Thomas Talley records the following in Negro Folk Rhymes:
Hol' my fiddle an' hol' my bow,
Whilst I knocks ole Cotton Eyed Joe.[2]
I'd a been dead some seben years ago,
If I hadn' a danced dat Cotton Eyed Joe.
Oh, it makes dem ladies love me so,
W'en I comes 'roun' pickin' ole Cotton Eyed Joe.
Yes, I'd a been married some forty years ago,
If I hadn' stay's home wid Cotton Eyed Joe.
I hain't seed ole Joe, sonce way las' Fall;
Dey say he's been sol' down to Guinea Gall.
"Cotton Eyed Joe" was commercially recorded several times in the 78 RPM era, first by the Dykes' Magic City Trio in 1927 (fiddler John Dykes and family) and, independently in 1927 by north Georgia's Fiddlin' John Carson. This was followed by recordings in 1928 by Pope's Arkansas Mountaineers (of Searcy, Arkansas, consisting of two fathers-and-sons, with John Chism on fiddle), and in the same year by Gid Tanner & His Skillet Lickers.
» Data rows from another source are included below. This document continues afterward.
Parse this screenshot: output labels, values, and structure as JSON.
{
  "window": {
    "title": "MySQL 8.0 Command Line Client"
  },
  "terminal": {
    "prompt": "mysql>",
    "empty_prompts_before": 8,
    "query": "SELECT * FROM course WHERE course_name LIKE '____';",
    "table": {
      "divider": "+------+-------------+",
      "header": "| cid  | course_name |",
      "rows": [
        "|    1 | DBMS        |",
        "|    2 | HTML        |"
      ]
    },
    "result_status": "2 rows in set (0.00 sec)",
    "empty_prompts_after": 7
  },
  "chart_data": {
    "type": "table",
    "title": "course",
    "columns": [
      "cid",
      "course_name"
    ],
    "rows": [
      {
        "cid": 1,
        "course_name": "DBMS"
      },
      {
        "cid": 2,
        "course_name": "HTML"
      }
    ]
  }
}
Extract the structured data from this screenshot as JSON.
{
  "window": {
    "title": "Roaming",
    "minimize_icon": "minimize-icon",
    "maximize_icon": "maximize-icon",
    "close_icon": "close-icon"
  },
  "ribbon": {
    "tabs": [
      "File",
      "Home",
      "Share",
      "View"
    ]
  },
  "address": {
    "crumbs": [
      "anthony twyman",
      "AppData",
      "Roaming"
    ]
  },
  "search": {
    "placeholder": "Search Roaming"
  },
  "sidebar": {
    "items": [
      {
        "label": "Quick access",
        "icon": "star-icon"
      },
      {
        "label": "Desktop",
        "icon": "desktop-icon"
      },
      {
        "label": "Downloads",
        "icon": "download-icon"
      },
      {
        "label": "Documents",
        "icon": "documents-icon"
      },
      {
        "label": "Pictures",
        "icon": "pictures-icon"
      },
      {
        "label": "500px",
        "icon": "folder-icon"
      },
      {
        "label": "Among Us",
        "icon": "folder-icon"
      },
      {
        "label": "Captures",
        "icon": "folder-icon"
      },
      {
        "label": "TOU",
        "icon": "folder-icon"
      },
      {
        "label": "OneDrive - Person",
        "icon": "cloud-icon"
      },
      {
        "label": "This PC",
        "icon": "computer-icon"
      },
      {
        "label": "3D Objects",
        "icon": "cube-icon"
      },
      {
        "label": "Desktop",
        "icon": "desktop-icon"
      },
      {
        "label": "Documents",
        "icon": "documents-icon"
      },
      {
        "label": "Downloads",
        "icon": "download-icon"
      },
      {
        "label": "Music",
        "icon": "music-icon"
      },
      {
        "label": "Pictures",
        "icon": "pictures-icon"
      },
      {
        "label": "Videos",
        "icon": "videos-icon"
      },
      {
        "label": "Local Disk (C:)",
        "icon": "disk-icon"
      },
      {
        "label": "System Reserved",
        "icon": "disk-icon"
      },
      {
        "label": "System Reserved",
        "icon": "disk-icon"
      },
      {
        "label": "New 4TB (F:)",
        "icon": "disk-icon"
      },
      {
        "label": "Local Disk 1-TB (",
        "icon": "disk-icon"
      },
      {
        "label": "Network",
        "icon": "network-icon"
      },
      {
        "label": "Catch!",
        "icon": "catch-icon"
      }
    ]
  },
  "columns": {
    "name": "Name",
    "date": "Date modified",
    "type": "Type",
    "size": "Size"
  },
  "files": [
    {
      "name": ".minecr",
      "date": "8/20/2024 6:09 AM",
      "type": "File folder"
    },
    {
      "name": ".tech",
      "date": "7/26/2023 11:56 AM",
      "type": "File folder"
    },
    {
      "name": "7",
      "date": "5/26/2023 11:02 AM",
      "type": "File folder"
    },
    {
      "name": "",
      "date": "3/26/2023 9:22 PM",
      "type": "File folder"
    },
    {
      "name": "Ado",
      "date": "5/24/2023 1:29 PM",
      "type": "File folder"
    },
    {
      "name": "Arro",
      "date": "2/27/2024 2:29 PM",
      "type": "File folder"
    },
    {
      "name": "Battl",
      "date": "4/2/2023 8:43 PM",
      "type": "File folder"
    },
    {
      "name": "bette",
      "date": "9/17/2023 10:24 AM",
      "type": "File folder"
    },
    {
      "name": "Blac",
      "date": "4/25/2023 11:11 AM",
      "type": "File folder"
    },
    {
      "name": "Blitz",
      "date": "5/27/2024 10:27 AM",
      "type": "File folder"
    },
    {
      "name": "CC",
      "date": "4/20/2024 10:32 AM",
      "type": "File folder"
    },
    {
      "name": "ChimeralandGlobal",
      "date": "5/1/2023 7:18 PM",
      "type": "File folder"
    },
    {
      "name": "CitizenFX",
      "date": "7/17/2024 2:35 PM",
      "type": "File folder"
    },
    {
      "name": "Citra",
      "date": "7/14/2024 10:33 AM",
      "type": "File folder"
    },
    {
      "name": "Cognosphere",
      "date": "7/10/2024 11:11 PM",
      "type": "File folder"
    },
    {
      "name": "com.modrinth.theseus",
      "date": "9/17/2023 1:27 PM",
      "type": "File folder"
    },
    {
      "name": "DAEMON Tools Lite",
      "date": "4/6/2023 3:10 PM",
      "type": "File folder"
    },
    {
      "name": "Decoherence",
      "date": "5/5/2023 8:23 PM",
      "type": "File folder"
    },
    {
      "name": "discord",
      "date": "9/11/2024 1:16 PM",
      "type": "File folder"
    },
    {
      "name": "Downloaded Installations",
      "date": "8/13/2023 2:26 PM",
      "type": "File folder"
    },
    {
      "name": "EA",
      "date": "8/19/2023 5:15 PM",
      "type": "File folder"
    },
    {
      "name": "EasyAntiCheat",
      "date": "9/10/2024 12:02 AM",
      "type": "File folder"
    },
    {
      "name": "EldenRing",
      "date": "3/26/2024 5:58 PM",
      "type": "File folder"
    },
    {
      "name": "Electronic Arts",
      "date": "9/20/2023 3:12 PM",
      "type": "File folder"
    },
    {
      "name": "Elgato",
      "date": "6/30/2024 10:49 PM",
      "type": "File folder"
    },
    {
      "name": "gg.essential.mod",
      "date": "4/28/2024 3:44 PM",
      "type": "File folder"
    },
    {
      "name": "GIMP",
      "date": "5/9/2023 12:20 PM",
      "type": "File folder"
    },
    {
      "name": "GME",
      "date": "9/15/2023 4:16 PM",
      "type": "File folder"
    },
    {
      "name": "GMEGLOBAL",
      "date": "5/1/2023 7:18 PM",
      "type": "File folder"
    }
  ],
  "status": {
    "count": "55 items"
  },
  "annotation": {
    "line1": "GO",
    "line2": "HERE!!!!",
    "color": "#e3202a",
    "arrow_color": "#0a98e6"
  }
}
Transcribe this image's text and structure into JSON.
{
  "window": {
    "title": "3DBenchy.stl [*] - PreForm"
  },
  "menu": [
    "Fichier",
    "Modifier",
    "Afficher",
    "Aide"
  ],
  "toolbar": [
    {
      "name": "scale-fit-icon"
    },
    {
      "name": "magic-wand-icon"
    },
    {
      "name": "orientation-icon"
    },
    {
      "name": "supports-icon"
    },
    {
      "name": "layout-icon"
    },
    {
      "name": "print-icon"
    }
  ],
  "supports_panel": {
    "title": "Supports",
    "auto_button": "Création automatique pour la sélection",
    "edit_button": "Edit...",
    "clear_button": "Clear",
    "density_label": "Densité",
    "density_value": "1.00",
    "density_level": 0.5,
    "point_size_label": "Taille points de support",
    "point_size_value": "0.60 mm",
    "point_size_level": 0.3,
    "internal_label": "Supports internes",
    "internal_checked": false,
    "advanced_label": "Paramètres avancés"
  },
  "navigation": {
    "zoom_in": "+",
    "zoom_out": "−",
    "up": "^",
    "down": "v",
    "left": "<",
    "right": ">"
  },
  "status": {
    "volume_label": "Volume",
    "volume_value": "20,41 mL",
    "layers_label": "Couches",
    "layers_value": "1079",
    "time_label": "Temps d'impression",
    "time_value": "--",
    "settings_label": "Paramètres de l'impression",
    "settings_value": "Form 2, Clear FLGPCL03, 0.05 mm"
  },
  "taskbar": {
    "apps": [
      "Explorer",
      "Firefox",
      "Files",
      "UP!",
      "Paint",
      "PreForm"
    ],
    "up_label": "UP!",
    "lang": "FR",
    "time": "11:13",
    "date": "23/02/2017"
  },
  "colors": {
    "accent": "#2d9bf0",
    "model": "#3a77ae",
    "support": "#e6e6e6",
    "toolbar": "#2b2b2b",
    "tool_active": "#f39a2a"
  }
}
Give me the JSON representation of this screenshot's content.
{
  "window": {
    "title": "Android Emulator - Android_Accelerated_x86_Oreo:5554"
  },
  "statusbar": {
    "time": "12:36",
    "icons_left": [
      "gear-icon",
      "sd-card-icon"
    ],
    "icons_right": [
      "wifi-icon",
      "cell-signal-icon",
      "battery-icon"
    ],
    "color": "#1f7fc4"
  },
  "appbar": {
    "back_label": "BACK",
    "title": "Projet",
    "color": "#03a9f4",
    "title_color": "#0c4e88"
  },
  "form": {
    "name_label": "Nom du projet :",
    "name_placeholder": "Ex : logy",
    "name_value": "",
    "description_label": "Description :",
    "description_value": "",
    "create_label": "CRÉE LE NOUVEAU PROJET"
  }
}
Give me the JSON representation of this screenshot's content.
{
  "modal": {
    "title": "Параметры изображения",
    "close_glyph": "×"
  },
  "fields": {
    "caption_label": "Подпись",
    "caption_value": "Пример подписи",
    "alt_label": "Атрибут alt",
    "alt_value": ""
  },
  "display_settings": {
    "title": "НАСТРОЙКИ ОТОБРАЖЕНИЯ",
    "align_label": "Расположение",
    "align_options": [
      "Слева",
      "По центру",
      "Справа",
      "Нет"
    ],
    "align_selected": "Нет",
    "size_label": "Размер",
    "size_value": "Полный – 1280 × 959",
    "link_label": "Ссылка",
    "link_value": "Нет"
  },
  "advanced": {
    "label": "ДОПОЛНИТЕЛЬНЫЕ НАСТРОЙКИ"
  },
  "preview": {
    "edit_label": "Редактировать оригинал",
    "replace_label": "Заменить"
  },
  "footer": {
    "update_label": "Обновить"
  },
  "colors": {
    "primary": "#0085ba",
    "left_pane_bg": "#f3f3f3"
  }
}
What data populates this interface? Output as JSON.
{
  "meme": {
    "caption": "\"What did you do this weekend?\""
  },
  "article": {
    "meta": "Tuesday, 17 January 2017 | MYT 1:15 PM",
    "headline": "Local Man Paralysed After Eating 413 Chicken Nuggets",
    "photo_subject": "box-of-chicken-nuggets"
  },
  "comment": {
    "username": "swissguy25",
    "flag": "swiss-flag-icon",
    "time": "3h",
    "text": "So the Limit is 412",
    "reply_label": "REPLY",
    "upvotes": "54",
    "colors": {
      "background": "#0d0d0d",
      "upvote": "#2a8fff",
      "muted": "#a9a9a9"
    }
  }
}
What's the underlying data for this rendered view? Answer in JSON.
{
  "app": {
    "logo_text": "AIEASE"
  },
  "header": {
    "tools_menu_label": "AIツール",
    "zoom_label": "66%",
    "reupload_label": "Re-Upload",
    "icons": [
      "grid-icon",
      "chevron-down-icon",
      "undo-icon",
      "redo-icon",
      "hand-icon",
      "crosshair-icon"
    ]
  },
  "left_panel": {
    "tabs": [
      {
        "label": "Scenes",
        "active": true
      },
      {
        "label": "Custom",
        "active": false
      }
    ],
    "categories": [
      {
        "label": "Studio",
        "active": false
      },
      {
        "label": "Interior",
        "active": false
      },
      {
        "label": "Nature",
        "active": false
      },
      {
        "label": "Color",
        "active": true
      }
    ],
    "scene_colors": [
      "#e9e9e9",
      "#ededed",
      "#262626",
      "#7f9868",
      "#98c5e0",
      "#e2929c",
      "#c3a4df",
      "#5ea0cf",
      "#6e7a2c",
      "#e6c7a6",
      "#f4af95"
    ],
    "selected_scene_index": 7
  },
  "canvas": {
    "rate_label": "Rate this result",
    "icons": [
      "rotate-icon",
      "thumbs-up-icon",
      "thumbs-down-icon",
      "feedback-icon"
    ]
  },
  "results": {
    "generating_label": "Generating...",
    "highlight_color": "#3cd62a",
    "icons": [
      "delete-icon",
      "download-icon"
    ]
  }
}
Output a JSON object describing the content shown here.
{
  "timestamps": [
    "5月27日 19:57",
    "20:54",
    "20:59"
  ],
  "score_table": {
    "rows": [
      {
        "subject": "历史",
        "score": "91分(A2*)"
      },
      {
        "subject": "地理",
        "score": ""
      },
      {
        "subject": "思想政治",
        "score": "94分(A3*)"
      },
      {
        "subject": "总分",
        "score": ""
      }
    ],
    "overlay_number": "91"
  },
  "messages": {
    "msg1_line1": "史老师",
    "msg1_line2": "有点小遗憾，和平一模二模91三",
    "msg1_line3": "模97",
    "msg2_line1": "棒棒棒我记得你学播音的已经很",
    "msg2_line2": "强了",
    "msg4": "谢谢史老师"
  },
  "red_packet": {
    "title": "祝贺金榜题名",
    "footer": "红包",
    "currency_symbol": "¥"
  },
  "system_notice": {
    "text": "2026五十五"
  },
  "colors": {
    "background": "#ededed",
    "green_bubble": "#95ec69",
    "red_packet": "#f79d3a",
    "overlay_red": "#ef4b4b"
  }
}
Lowe Stokes and Clayton McMichen released it in 1930.
- ↑ The Negro Traditions, was an unpublished manuscript of collected stories that was finally published by Charles K. Wolfe and Laura C. Jarmon in 1993.
- ↑ The Kimble Family sang the line for collector Ray Alden (Marimac 9009) in 1975 as:"Ready up the fiddle, rosin up the bow, Pick a little tune called cotton eyed Joe."